Around a large table, a couple, Nina and Vassily, trade barbs about Vassily’s cheating tendencies. Pyotr, a younger actor, is reprimanded for drinking too much and playing Lopakhin, a central character in Chekhov’s “The Cherry Orchard,” too coarsely. Masha, another company member, cooks pelmeni, Russian dumplings, for a celebratory dinner, during which everyone toasts the 25th anniversary of the Moscow Art Theater.

Like the company onstage, the Théâtre du Soleil is an ensemble theater, with a permanent troupe of actors and a singular vision, sustained over decades. Its players have a different kind of rapport than freelancers: When the characters sit down to eat together, their banter feels entirely natural. Nelson brings out a welcome new side of them, more casual than Mnouchkine’s directing style.

“Our Life in Art” really shines when Nelson plays up the contrast between the artists’ lives and the ideological pressure they were under in the Soviet Union. The play is book-ended by two letters Stanislavski wrote to Stalin in the 1930s, read onstage by the actor Arman Saribekyan. In them, Stanislavski praises “the great Communist Party” and the “spring of life” it supposedly brought to Russian art. “That’s why I love my homeland,” he says.

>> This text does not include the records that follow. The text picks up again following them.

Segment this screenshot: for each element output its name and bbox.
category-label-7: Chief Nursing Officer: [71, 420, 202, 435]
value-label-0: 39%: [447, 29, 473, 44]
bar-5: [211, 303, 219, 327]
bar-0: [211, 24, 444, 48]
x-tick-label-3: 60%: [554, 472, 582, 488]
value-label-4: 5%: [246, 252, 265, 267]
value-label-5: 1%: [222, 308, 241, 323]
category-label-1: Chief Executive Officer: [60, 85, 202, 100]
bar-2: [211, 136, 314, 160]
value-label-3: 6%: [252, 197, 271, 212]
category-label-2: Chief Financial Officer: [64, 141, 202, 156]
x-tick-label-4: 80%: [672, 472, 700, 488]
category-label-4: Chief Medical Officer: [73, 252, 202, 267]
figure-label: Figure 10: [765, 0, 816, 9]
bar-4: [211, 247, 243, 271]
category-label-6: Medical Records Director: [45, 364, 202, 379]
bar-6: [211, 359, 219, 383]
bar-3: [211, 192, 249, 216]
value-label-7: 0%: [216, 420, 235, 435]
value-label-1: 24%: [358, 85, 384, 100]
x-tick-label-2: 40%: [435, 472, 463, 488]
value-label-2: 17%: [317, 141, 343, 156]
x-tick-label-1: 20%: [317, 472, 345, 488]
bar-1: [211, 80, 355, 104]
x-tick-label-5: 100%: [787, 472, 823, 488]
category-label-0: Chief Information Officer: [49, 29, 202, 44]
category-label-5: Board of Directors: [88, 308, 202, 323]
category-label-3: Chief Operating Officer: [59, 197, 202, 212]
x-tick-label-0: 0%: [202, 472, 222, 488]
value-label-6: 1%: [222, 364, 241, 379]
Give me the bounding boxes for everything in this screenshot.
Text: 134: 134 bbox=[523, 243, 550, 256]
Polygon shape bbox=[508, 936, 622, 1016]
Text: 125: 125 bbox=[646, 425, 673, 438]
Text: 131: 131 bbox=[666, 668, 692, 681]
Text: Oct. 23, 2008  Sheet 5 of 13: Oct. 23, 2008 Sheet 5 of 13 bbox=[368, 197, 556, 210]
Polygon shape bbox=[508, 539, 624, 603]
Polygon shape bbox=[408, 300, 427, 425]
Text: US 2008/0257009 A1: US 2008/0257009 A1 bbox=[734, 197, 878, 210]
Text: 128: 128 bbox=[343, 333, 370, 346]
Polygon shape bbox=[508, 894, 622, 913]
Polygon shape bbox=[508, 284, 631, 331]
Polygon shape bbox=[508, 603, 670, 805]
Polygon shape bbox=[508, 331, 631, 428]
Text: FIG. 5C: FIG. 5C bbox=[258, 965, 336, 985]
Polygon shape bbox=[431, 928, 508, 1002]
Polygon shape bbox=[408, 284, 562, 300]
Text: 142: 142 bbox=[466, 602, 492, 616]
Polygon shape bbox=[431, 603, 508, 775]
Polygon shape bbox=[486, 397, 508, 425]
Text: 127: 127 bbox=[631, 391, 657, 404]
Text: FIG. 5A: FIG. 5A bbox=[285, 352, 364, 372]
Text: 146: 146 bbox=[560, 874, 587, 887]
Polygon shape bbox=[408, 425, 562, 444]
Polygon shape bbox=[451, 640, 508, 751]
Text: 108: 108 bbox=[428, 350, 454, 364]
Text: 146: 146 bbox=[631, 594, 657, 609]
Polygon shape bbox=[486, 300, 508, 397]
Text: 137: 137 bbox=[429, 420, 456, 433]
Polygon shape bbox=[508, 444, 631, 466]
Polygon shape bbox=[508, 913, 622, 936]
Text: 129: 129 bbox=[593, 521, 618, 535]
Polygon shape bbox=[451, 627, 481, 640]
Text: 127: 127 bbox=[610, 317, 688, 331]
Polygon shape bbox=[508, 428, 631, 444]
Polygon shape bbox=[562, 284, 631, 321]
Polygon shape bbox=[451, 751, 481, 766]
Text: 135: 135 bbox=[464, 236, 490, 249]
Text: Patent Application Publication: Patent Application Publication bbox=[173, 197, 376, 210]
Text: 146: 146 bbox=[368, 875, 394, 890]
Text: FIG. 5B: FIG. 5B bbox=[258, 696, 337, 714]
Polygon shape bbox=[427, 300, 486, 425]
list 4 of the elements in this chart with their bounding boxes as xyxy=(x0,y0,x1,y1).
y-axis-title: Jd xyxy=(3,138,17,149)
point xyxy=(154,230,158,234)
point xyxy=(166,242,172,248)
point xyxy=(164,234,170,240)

Saribekyan explains that Stanislavski signed the letters under duress, and that their sentiment is purposely at odds with the restrained, laconic director we witness in the play, as performed by Maurice Durozier. Stanislavski grew up in an affluent family under the czars before adjusting to the communist system after the Revolution, and Nelson touches on the “re-education” that Stanislavski had to endure.